The Melody by Jim Crace
Knopf Doubleday: 6/19/18
eBook review copy; 240 pages
ISBN-13: 9780385543712

The Melody by Jim Crace is a recommended allegorical tale about ageing, urban renewal, family conflict, and grief.

Alfred Busi is a famous singer in his sixties living in his family's villa overlooking the sea in unnamed town. He still occasionally performs, but mostly for small crowds. He is still mourning the recent death of his wife. His town is going to honor him the next evening, when he is attacked by an intruder. He thinks it was a wild feral child while his sister-in-law, who comes over to bandage him up, thinks it was a cat. This attack and a news account of the attack, along with pictures of Busi in bandages, sets off a chain of events, including a drive to rid the town of the poor after Busi was subsequently mugged. Busi also has to handle his nephew who wants him to sell his villa so seaside condos can be built on the land.

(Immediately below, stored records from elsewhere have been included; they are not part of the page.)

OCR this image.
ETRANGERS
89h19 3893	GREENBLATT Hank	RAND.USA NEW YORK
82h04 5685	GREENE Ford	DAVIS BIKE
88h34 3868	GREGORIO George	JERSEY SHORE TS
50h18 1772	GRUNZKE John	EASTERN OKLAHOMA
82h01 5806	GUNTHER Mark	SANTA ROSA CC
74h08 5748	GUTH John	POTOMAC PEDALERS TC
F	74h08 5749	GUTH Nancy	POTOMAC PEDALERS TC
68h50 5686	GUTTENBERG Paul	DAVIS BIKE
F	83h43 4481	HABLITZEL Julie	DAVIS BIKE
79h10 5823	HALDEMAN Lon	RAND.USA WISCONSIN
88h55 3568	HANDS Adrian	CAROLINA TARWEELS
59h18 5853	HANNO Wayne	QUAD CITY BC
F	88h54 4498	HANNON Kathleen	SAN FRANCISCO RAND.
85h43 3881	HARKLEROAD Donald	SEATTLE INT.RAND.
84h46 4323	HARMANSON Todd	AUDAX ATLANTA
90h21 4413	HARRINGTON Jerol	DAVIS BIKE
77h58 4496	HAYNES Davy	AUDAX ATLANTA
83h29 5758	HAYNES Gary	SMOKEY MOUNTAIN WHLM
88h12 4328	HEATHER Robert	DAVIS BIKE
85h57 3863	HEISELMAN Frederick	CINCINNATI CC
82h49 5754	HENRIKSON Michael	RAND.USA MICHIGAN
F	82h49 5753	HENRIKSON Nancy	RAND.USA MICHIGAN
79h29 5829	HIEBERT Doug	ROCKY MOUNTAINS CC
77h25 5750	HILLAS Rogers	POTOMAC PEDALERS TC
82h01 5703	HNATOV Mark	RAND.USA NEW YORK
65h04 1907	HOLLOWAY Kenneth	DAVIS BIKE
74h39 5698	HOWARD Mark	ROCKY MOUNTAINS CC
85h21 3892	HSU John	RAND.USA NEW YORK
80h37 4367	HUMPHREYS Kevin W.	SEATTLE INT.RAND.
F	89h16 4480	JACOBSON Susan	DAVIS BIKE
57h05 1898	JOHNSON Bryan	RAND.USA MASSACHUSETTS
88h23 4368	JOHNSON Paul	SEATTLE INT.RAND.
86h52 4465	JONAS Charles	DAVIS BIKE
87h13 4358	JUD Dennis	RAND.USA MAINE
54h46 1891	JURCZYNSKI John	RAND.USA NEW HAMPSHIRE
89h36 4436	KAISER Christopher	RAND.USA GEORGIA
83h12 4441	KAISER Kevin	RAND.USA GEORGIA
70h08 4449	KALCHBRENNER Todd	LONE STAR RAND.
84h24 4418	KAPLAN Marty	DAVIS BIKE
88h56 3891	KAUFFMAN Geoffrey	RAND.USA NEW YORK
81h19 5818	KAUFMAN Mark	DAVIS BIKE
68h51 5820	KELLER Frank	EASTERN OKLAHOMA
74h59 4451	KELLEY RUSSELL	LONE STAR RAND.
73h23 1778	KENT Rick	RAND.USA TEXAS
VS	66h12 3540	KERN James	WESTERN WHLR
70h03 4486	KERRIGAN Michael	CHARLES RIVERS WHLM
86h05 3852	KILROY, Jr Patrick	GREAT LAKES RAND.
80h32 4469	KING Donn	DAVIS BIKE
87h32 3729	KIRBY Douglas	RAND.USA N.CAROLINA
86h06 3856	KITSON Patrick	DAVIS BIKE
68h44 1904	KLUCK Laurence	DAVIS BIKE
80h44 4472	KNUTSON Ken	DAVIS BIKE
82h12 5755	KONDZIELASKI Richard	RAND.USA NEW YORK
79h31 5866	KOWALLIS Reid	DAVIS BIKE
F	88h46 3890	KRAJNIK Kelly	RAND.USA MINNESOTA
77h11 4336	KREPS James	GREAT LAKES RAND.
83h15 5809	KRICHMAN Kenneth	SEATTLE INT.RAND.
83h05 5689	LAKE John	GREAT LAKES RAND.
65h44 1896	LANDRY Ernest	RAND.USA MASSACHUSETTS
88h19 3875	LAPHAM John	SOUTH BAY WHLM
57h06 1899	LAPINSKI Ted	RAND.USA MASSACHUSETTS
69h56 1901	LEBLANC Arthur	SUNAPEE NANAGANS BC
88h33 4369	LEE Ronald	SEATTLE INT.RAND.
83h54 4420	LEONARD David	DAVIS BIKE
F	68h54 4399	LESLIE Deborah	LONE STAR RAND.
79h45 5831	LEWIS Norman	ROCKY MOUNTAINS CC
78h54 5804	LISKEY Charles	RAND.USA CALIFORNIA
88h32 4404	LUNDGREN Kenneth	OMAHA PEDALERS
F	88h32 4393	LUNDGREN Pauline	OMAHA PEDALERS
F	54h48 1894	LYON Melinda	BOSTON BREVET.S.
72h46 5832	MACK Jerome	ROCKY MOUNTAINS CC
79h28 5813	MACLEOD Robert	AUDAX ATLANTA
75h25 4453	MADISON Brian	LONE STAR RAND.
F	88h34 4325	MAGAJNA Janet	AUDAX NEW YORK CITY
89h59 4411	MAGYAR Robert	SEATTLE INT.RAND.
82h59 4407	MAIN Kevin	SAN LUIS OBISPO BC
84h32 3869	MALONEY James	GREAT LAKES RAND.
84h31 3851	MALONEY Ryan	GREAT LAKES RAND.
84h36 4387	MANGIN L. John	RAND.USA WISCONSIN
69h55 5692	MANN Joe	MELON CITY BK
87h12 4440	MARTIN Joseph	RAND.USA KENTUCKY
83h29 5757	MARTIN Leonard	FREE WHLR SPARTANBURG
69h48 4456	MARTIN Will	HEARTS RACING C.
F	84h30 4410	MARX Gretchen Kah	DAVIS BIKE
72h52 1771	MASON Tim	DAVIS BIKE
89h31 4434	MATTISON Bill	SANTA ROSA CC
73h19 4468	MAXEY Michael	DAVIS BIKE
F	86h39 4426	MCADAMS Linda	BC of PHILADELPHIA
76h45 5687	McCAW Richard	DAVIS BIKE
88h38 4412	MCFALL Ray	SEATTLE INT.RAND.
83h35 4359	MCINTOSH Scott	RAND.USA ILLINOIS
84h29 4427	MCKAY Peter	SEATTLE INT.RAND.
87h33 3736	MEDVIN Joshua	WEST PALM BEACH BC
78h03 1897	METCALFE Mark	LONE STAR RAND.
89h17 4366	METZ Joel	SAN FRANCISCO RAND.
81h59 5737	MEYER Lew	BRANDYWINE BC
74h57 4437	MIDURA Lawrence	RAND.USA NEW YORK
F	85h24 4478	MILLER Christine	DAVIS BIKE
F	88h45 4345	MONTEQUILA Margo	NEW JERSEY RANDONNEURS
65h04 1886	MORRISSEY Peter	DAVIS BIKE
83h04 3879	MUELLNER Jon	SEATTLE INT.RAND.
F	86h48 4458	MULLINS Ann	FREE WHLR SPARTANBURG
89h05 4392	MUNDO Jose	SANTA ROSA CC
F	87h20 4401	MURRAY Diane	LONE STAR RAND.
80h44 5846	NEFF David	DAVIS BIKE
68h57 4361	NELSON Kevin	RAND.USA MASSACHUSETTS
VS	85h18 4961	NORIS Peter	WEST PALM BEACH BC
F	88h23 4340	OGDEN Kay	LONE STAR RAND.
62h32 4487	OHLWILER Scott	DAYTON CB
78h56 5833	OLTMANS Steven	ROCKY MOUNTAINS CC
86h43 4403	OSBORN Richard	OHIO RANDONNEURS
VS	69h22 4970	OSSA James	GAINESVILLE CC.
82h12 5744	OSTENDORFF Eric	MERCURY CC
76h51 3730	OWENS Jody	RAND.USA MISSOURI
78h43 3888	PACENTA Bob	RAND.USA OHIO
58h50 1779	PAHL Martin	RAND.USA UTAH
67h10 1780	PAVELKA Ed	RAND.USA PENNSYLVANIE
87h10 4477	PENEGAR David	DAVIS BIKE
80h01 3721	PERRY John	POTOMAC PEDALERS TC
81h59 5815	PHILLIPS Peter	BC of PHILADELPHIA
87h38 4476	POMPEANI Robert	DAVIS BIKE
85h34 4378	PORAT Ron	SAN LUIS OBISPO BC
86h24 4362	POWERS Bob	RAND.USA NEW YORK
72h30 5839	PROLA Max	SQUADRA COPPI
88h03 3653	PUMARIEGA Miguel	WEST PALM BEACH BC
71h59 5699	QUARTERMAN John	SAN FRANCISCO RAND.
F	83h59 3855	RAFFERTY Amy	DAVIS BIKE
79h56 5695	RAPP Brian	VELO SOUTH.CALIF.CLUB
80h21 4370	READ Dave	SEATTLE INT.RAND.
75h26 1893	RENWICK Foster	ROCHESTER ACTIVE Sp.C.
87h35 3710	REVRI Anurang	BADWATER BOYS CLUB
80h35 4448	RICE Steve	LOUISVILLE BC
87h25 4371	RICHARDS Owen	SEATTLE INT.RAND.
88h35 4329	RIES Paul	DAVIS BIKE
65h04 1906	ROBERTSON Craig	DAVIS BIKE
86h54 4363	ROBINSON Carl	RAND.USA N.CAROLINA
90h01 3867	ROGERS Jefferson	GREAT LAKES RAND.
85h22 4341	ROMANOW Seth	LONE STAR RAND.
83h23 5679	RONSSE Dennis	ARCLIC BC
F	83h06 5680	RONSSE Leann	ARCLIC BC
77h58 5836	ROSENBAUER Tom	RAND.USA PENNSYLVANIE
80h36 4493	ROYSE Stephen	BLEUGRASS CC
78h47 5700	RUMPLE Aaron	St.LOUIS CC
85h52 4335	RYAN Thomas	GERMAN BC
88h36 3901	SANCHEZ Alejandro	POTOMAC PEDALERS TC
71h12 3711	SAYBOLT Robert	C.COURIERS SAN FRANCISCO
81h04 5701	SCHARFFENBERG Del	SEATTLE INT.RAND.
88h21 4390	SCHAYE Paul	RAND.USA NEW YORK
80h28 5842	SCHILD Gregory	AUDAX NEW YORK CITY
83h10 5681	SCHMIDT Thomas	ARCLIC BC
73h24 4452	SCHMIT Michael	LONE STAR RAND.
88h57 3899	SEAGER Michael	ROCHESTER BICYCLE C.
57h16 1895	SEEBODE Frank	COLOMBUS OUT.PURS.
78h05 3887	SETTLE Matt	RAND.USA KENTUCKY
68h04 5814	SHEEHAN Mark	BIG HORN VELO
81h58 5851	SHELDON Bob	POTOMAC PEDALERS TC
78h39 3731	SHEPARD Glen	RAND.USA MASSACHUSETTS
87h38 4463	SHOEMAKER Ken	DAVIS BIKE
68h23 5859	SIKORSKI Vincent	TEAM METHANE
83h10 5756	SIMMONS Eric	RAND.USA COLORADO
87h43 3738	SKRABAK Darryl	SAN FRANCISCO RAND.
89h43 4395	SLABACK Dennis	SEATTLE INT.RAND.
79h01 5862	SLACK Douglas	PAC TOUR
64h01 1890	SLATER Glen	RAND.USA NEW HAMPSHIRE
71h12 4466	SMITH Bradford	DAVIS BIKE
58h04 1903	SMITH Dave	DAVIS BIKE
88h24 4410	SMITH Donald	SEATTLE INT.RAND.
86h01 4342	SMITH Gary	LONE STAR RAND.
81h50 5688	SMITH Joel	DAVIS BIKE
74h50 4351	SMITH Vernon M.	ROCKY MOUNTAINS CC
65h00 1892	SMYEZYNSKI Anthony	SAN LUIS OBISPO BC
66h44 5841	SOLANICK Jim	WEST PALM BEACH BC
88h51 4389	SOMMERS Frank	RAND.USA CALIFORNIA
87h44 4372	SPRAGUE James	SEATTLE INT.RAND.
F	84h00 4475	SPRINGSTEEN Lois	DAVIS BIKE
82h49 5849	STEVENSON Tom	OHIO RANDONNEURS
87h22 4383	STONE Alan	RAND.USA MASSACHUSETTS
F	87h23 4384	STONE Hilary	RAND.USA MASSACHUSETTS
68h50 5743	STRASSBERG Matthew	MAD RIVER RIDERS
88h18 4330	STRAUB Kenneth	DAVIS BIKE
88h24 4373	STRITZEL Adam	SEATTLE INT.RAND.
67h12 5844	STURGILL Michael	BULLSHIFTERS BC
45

First, the prose  is distinct and startling at times, with unique descriptions. His first attacker is described as something fierce and dangerous, wild and innocent, with smooth skinned that smells like potato peel. It creates a visceral image that sticks in your mind. The setting the rich against the poor was certainly a morality tale for our time. The narrator is removed from the story, simply telling the story, until we learn his identity later in the book. Crace is, as he describes himself, a fabulist.

But, even with parts that were amazing, I'm going to admit that this was a tough story for me to get through. There were parts that were intriguing and brilliant, but other sections simply didn't hold my attention. I appreciated the reflections on grief and the loss of his wife.  I wanted to love The Melody, but it ended up just being an average novel with bits of brilliance.

Disclosure: My review copy was courtesy of Knopf Doubleday.